O olhar desse ente imaterial me inquieta, porque inspeciona, vasculha meus dias, calculando cada passo. Nunca se aproxima ao ponto de me tocar. Talvez não precise. Parece adivinhar, entretanto, o que estou a pensar, tateando meus desejos, quando ainda são segredos inconfessos, mistérios até para mim. E me interroga em silêncio, ecoando perguntas como um sonar, cujas vibrações entram, sem pedir licença, em minha cabeça. Um telepata perverso, que tento, em vão, ignorar.
“Ele me investiga com o rigor do inspetor de minha escola na infância, em busca de pequenos deslizes, pecadilhos cometidos na ânsia de viver sem muito pensar, de transgredir para testar meus limites.”
O que fazer com esse duplo, com a porção do que sou e quase sempre me escapa, apesar da proximidade invasiva? Ele me investiga com o rigor do inspetor de minha escola na infância, em busca de pequenos deslizes, pecadilhos cometidos na ânsia de viver sem muito pensar, de transgredir para testar meus limites. Ele, não. Pensa, questiona, corrige e também arrepende-se. Então foge, se esconde por algum tempo, em, talvez, um pedido simbólico de desculpas. Aparenta cansar-se de mim. Nesses momentos, eu voo, livre e aliviado, fingindo que ele nunca existiu e não voltará. Preciso, afinal, dessa verticalidade redentora.

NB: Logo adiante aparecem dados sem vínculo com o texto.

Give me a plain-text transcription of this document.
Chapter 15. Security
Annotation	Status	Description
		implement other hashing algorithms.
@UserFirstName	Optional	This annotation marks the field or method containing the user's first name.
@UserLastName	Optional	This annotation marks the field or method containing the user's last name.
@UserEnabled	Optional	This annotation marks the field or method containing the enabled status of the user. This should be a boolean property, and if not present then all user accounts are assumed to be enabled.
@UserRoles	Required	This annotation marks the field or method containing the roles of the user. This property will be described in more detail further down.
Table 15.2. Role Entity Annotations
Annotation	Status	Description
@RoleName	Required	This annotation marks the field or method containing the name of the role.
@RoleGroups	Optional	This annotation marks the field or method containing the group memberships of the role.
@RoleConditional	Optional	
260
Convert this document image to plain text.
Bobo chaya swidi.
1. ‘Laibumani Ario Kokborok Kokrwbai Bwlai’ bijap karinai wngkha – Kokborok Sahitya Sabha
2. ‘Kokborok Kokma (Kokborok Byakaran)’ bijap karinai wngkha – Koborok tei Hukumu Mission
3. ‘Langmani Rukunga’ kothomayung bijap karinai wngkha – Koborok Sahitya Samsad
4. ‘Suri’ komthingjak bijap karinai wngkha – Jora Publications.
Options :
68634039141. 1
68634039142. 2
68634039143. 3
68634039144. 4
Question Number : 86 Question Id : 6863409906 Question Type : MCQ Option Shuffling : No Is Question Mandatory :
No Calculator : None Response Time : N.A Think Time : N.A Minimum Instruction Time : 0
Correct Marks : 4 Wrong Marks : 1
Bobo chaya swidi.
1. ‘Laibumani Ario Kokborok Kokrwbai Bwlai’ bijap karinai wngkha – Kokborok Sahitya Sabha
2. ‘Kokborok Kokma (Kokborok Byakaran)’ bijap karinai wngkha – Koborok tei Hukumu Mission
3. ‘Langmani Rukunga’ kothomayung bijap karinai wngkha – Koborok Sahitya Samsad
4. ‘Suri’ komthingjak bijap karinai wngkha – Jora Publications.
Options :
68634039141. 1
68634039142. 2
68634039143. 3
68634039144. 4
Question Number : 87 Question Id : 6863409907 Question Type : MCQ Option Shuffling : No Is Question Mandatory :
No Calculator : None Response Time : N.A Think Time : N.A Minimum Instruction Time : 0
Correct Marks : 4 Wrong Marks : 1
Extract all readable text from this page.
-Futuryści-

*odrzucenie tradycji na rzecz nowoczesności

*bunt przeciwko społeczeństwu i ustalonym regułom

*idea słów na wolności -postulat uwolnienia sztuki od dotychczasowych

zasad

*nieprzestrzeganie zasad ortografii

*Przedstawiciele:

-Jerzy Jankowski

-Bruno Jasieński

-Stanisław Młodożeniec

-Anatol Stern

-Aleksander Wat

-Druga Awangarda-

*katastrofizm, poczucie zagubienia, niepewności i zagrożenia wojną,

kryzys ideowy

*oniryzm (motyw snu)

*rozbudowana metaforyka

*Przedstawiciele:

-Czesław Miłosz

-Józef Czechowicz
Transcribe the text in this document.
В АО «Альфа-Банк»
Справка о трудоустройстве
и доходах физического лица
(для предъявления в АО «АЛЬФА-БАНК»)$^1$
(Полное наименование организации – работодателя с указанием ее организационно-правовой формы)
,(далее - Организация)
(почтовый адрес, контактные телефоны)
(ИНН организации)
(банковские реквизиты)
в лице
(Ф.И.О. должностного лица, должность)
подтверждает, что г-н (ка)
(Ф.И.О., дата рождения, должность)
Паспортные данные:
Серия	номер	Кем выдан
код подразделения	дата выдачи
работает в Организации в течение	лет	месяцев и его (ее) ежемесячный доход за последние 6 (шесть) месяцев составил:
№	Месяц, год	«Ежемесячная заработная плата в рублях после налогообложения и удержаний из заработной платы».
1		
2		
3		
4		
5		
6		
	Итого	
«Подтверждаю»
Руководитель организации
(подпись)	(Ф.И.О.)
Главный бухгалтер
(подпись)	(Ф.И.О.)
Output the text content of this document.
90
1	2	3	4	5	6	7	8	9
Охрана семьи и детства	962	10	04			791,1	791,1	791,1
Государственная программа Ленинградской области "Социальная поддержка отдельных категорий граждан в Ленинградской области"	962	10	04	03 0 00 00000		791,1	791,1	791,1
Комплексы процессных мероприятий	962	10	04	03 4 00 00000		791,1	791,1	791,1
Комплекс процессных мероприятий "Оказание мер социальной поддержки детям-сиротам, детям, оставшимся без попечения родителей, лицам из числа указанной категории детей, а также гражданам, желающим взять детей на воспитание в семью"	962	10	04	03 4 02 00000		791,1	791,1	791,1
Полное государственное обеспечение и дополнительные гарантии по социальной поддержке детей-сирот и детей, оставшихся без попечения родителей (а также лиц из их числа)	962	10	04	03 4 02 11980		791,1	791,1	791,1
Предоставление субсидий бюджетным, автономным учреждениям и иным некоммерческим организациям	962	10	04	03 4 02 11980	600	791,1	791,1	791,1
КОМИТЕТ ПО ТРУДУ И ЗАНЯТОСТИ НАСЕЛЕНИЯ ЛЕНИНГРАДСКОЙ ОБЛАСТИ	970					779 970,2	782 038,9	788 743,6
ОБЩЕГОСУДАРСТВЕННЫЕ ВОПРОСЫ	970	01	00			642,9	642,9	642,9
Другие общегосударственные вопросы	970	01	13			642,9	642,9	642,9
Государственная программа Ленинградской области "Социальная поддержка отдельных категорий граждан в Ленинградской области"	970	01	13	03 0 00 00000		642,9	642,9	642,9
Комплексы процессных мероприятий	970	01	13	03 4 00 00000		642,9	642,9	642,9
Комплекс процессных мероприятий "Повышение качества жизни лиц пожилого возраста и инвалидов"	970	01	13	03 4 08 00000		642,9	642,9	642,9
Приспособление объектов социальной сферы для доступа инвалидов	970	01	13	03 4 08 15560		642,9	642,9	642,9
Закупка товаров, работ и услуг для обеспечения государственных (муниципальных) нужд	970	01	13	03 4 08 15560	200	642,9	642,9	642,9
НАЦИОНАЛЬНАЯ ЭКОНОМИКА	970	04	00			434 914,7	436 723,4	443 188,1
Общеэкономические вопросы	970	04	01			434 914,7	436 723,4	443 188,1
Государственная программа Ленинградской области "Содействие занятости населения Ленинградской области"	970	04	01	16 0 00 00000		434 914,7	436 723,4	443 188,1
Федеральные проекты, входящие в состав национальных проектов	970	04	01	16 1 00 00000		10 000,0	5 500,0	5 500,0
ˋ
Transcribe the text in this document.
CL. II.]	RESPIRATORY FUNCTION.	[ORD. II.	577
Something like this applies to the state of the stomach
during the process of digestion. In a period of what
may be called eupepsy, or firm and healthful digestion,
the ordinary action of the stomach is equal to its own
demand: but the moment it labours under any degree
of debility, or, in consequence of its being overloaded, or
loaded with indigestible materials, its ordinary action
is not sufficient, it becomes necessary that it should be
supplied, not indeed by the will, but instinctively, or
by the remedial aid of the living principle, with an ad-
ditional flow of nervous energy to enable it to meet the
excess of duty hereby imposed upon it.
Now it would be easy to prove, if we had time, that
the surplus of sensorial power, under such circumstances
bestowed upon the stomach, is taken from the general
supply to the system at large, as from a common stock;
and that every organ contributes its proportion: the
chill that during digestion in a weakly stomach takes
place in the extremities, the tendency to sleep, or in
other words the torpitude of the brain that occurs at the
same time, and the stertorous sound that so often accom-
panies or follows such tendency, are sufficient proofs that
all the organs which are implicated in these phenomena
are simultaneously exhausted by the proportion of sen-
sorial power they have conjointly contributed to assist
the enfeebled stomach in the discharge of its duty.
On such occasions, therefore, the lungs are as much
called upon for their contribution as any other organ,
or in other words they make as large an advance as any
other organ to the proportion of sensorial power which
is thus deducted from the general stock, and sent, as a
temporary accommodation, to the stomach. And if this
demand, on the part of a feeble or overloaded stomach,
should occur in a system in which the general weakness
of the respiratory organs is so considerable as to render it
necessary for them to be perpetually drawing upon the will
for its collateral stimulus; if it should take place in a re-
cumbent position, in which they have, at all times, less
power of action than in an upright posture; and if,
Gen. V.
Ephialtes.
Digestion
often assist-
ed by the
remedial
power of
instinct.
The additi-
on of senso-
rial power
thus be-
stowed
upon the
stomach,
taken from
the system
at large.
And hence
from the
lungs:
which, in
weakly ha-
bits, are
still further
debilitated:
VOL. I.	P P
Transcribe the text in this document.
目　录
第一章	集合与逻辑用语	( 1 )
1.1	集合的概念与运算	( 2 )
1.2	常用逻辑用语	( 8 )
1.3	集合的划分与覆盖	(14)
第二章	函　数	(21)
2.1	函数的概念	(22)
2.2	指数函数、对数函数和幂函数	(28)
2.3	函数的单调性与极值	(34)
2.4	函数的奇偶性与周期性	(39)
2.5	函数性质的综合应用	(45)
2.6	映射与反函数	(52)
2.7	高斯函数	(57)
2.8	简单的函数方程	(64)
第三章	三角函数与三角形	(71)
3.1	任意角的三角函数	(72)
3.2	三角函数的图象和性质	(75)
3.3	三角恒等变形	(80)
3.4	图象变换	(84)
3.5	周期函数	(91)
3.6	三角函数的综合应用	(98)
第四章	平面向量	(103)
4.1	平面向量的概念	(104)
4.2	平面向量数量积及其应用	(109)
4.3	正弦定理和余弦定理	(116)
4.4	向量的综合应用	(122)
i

Mas um dia acordo, tomo café apressado, desço os degraus da escada de meu prédio e, quando piso na calçada, o vejo do outro lado da rua, escondido por entre as folhas da copa de uma árvore. Imóvel e absoluto, para me lembrar que estou de volta à Terra. Há uma breve troca de olhares, respiro fundo, tento esboçar um sorriso e o convido, ainda que inconscientemente, a me seguir dia adentro.